GNU World descriptions of software should be attached to the FSF/UNESCO
directory entries.  Would someone be able to work on that, and connecting
the directory up to different export formats?

Different export formats? Are you thinking in terms of an automated directory (like the RSS feed out of Freshmeat)?

Anyhow the FSF directory is nowhere near catching up with what is out there. What I like about the Brave GNU World is the monthly digest is well researched and nicely presented. The problem is it is for a developer audience.
We really need to get to the masses with software they need.
Please check the laterst digest as at <http://www.gnu.org/brave-gnu-world/issue-49.en.html> and you will understand that it turns oout to be of no use to a beginner who has never heard of free software.

BTW, AGNULA is something that is to be looked into deeper. I have sensed the same enthusiasm I had for free software when mentioning AGNULA to modern musicians who knew nothing about these freeing possibilities.

The scope of free sofware is truly astonishing and it is time that there is one central resource highlighting/promoting this in the UK, to the common (wo)man.
OK, but how do we best do this?  Link up with the UNESCO/FSF directory
Simple links will be a waste.

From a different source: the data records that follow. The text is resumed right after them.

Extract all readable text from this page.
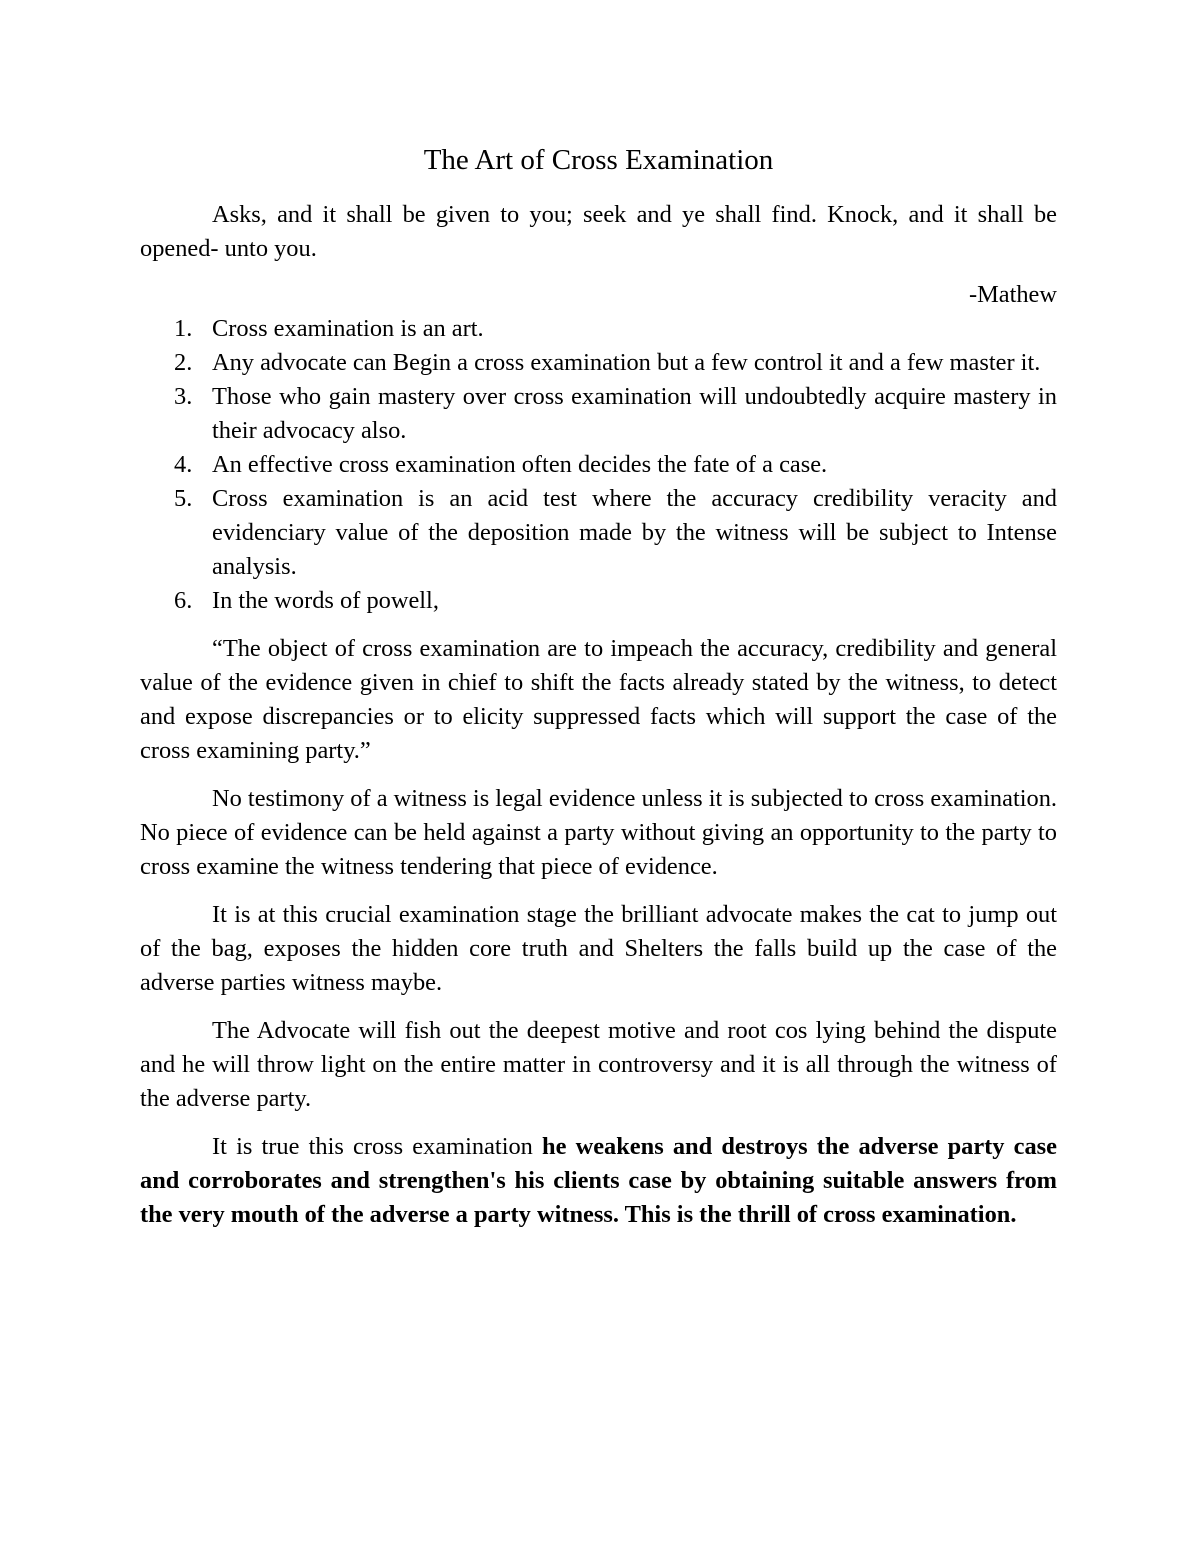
The Art of Cross Examination

Asks, and it shall be given to you; seek and ye shall find. Knock, and it shall be opened- unto you.

-Mathew

1. Cross examination is an art.
2. Any advocate can Begin a cross examination but a few control it and a few master it.
3. Those who gain mastery over cross examination will undoubtedly acquire mastery in their advocacy also.
4. An effective cross examination often decides the fate of a case.
5. Cross examination is an acid test where the accuracy credibility veracity and evidenciary value of the deposition made by the witness will be subject to Intense analysis.
6. In the words of powell,

“The object of cross examination are to impeach the accuracy, credibility and general value of the evidence given in chief to shift the facts already stated by the witness, to detect and expose discrepancies or to elicity suppressed facts which will support the case of the cross examining party.”

No testimony of a witness is legal evidence unless it is subjected to cross examination. No piece of evidence can be held against a party without giving an opportunity to the party to cross examine the witness tendering that piece of evidence.

It is at this crucial examination stage the brilliant advocate makes the cat to jump out of the bag, exposes the hidden core truth and Shelters the falls build up the case of the adverse parties witness maybe.

The Advocate will fish out the deepest motive and root cos lying behind the dispute and he will throw light on the entire matter in controversy and it is all through the witness of the adverse party.

It is true this cross examination he weakens and destroys the adverse party case and corroborates and strengthen's his clients case by obtaining suitable answers from the very mouth of the adverse a party witness. This is the thrill of cross examination.
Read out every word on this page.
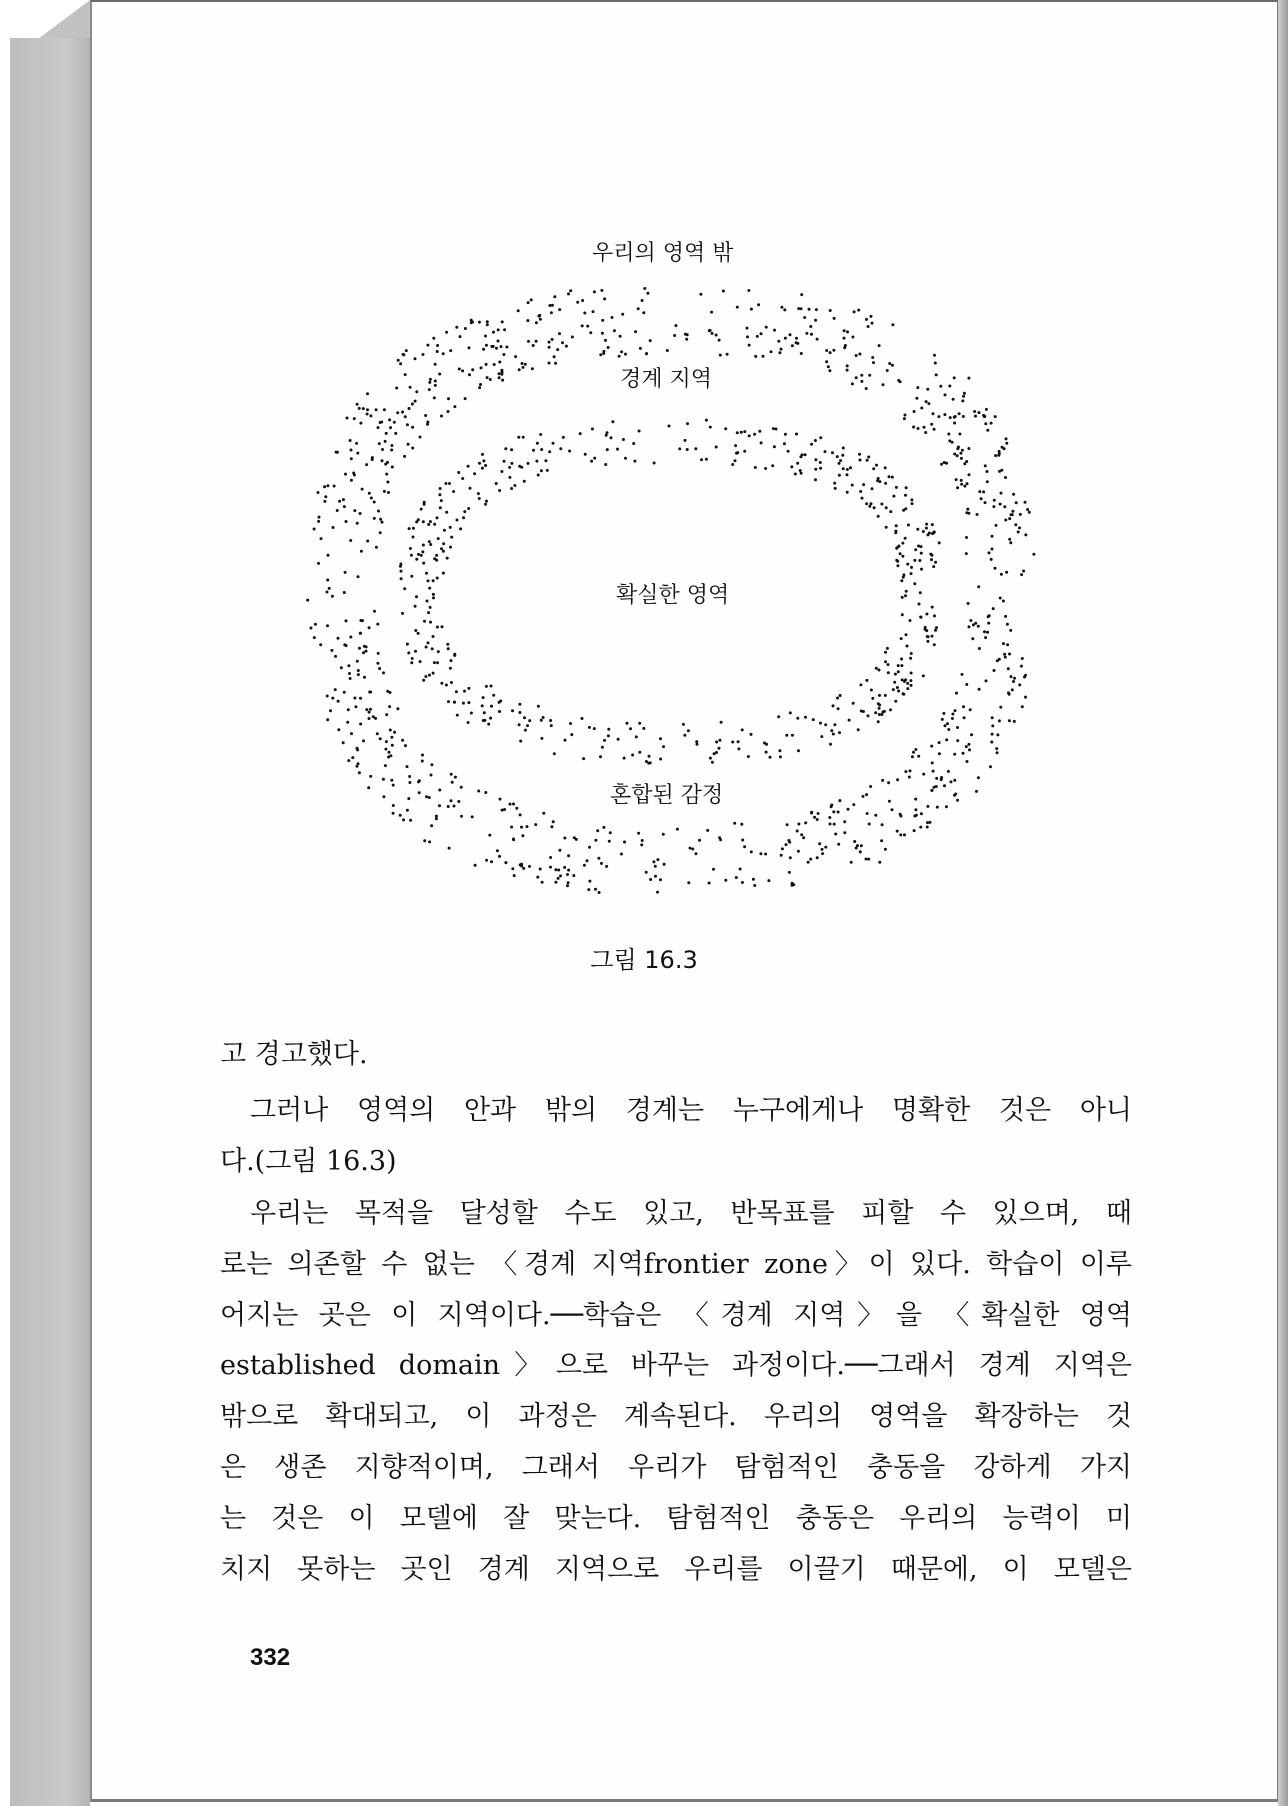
우리의 영역 밖
경계 지역
확실한 영역
혼합된 감정
그림 16.3
고 경고했다.
그러나 영역의 안과 밖의 경계는 누구에게나 명확한 것은 아니
다.(그림 16.3)
우리는 목적을 달성할 수도 있고, 반목표를 피할 수 있으며, 때
로는 의존할 수 없는 〈경계 지역frontier zone〉이 있다. 학습이 이루
어지는 곳은 이 지역이다.──학습은 〈경계 지역〉을 〈확실한 영역
established domain〉으로 바꾸는 과정이다.──그래서 경계 지역은
밖으로 확대되고, 이 과정은 계속된다. 우리의 영역을 확장하는 것
은 생존 지향적이며, 그래서 우리가 탐험적인 충동을 강하게 가지
는 것은 이 모델에 잘 맞는다. 탐험적인 충동은 우리의 능력이 미
치지 못하는 곳인 경계 지역으로 우리를 이끌기 때문에, 이 모델은
332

Commented / supported guidance is worth exploring.
One could even view this as some form of recruitment too.

Do we try to run an "ask AFFS" service?  Really, I'm stuck on how you think
we can do this.

First by catergorising the software in a way end users will like to see them.
GNU Win have lots of experience here. Their catergorisation as at
is a good starting point.

Then we could probably divide our skills along these divisions and be available for advice via mailing lists(?). Maybe each section could be highlited more than the others in some webzine of some sort that AFFS could produce periodically. This will require some time from dedicated developers. Maybe we are not ready for this ...I do not know....

Also how about promoting popular software that could end up breaking the rules if unfair legislation is ever implemented? eg: GIMP plugins for colour management functions. This is something that would help propagate our campaigns in a down to earth manner.